Jarrod Kimber, CS Chiwanza
The delivery was short and flying towards Andre Russell’s helmet like a heat-seeking missile. It had the makings of what cricketers of his generation called a perfume ball in the West Indies. The only problem was that it wasn’t quick enough. It was a slower ball bouncer. Russell swung his bat, didn’t middle it, but made enough contact to send the ball soaring over fine leg for a six.
With that six, Russell brought up his 11th IPL half-century. That knock, in Kolkata Knight Riders’ opening game against Sunrisers Hyderabad on March 23, was the beginning of a trail of destruction Russell was to subject opposition teams to in IPL 2024. This year, he has 222 runs from 120 balls faced for an average of 31.71 at a strike rate of 185. Those figures are even more impressive if you distill them into true values. His average and strike rate are 8.09 and 23.12 points higher than expected.
Just over 43% of those runs have come at the death. His strike rate of 208.7 in that phase of the game is the seventh highest when compared against batters with 90 or more runs between the 17th and 20th overs. Russell has the third-highest individual score in an innings in that period, behind Heinrich Klaasen and Naman Dhir.
Dre Russ, to call him by his chosen moniker, is a finisher par excellence. He has the ninth most runs at the death in the IPL since 2007. His average of 23.67 places him in the top 10. His strike rate of 203.63 is the second highest after AB de Villiers’ 232.57. He has the joint-most fifties at the death in that period, two, as many as Virat Kohli. And though he has struck the fourth-most sixes, he strikes them at a rate of one in every 5.6 balls he faces. That frequency is only second to de Villiers’ 5.4.
The unbeaten half-century he scored against SRH in their first meeting did not just untangle KKR from a losing position to lift them to victory, it was also a statement of intent from the West Indian. He was rolling back the years to the pre-2019 version of himself.
In 2019, Russell was aged 31 and his knees were buckling under him. They did not look like they had any synovial fluid left in them. His run-up was reduced to a hobble-up, and his follow-through often included a limp. In the field, Russell did his best to be stationary. In 2021 he suffered an injury that forced him to reduce his workload. Which meant that he could no longer be relied upon to deliver two or more overs in a match. Last year, he left the field after sending down the first delivery of his third over and did not return to the field. That season, he sent down an average of 1.1 overs a match.
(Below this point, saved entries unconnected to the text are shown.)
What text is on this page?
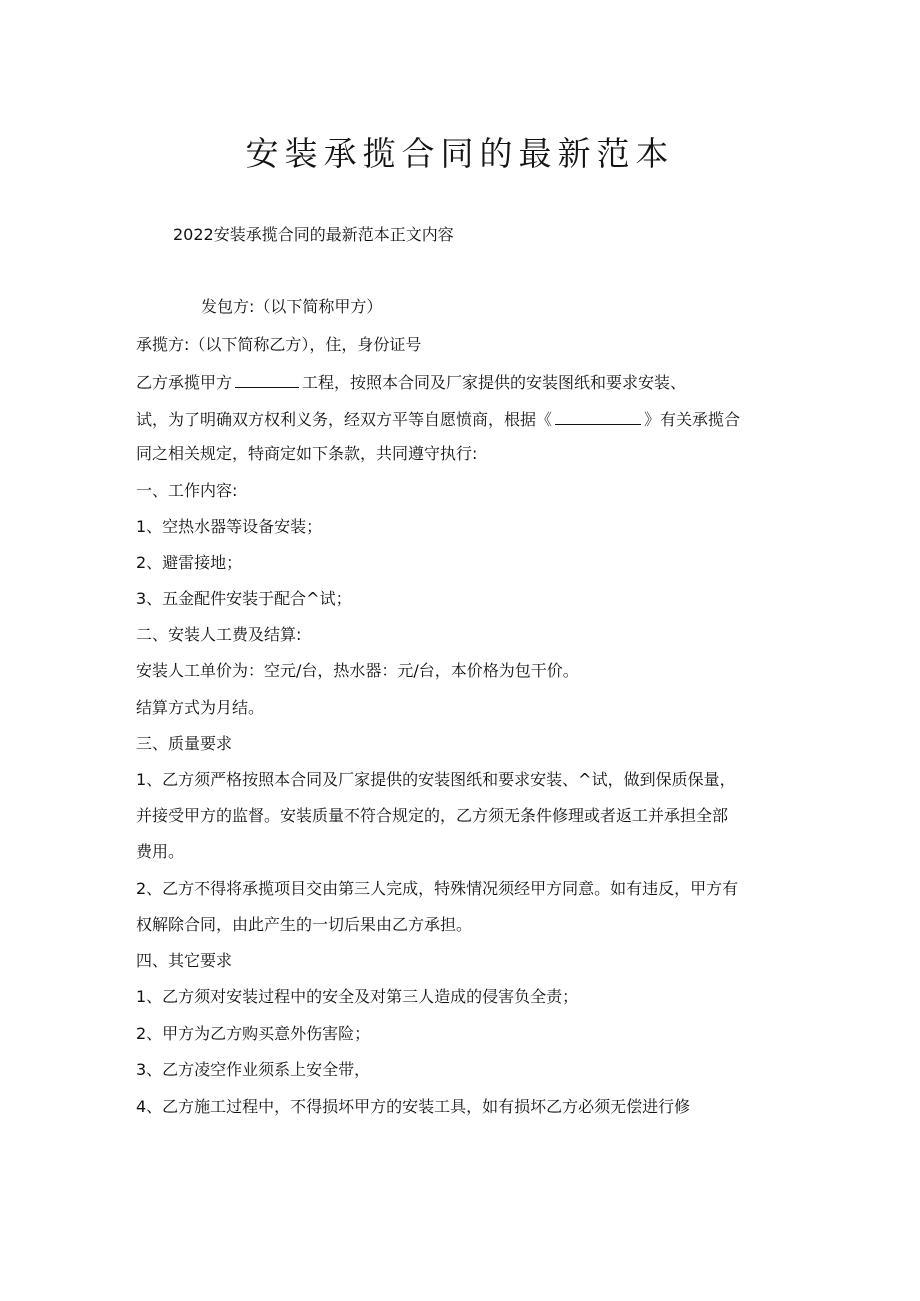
安装承揽合同的最新范本
2022安装承揽合同的最新范本正文内容
发包方:（以下简称甲方）
承揽方:（以下简称乙方），住，身份证号
乙方承揽甲方	工程，按照本合同及厂家提供的安装图纸和要求安装、
试，为了明确双方权利义务，经双方平等自愿愤商，根据《	》有关承揽合
同之相关规定，特商定如下条款，共同遵守执行:
一、工作内容:
1、空热水器等设备安装；
2、避雷接地；
3、五金配件安装于配合^试；
二、安装人工费及结算:
安装人工单价为：空元/台，热水器：元/台，本价格为包干价。
结算方式为月结。
三、质量要求
1、乙方须严格按照本合同及厂家提供的安装图纸和要求安装、^试，做到保质保量，
并接受甲方的监督。安装质量不符合规定的，乙方须无条件修理或者返工并承担全部
费用。
2、乙方不得将承揽项目交由第三人完成，特殊情况须经甲方同意。如有违反，甲方有
权解除合同，由此产生的一切后果由乙方承担。
四、其它要求
1、乙方须对安装过程中的安全及对第三人造成的侵害负全责；
2、甲方为乙方购买意外伤害险；
3、乙方凌空作业须系上安全带，
4、乙方施工过程中，不得损坏甲方的安装工具，如有损坏乙方必须无偿进行修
The 2024, 36-year-old version of Dre Russ is different gravy. His body doesn’t look as fragile as it did in the past five years. He has barely left the field due to injury. The reason? He is leaner and lighter. Russell did not alter his gym regimen, he prefers to work out between 4:30 and 5 am. As always, his training sessions take between 30 and 45 minutes. The major change has been in his diet. Russell has been a little more aware of what he eats.
The dietary change helped him trim his body and look less like the big man he was in 2018 but resembles the mid-20s version of himself. That said, he is still an imposing figure at the crease and still launches bowlers out of the park. The leaner and lighter version is also sharper, thanks to a slight technical change he made coming into the 2024 IPL season.
While training at the 2023 edition of the Abu Dhabi T10, his friend, training partner and KKR teammate, Sunil Narine made an observation about his stride. That prompted Russell to make a change, and shorten his step like most big hitters on the franchise circuit. The alteration is working wonders for him because it allows him an extra split second to play the ball.
His new regime is also turning back the clock to the pre-2021 version of himself in the field. This season, he is throwing himself around as if he was in his mid-20s.
When KKR played against SRH in Qualifier 1 on May 21, he launched himself to pluck a screamer destined for the boundary, sending Abhishek Sharma back in the second over. In the 14th over, when it looked like SRH were batting themselves back into the match, Russell made a dive to his left to stop a certain four runs, and in a single motion, threw the ball straight to Rahmanullah Gurbaz to execute a run-out that swung the pendulum in KKR’s favour even more decisively. In the past, he would have made a half-hearted attempt and watched the ball race for four.
With the ball, Russell has been sending down deliveries consistently as the fifth bowler, averaging just above two overs a match. This is a lot in a season where teams are fielding five specialists, thanks to the Impact Sub. He has bagged 16 wickets in 26.5 overs. According to Cricinfo’s Smart Stats, which measure the value of wickets, his dismissals are worth 20.7 wickets.
As if to underscore the point of the value of his dismissals, KKR has not lost a match where he has taken a wicket. If we turn to our algorithm for true stats, it tells us that Russell has taken 7.15 more wickets than expected.
At 36, Russell’s bowling is less lightning and more a variety of well-disguised slower balls, but it still has the same impact it did six years ago. His hitting is still incredibly frenetic, and his fielding remains breathtaking. In 2018, this was a player who could win a game with any of his three skills. He is still doing that in 2024.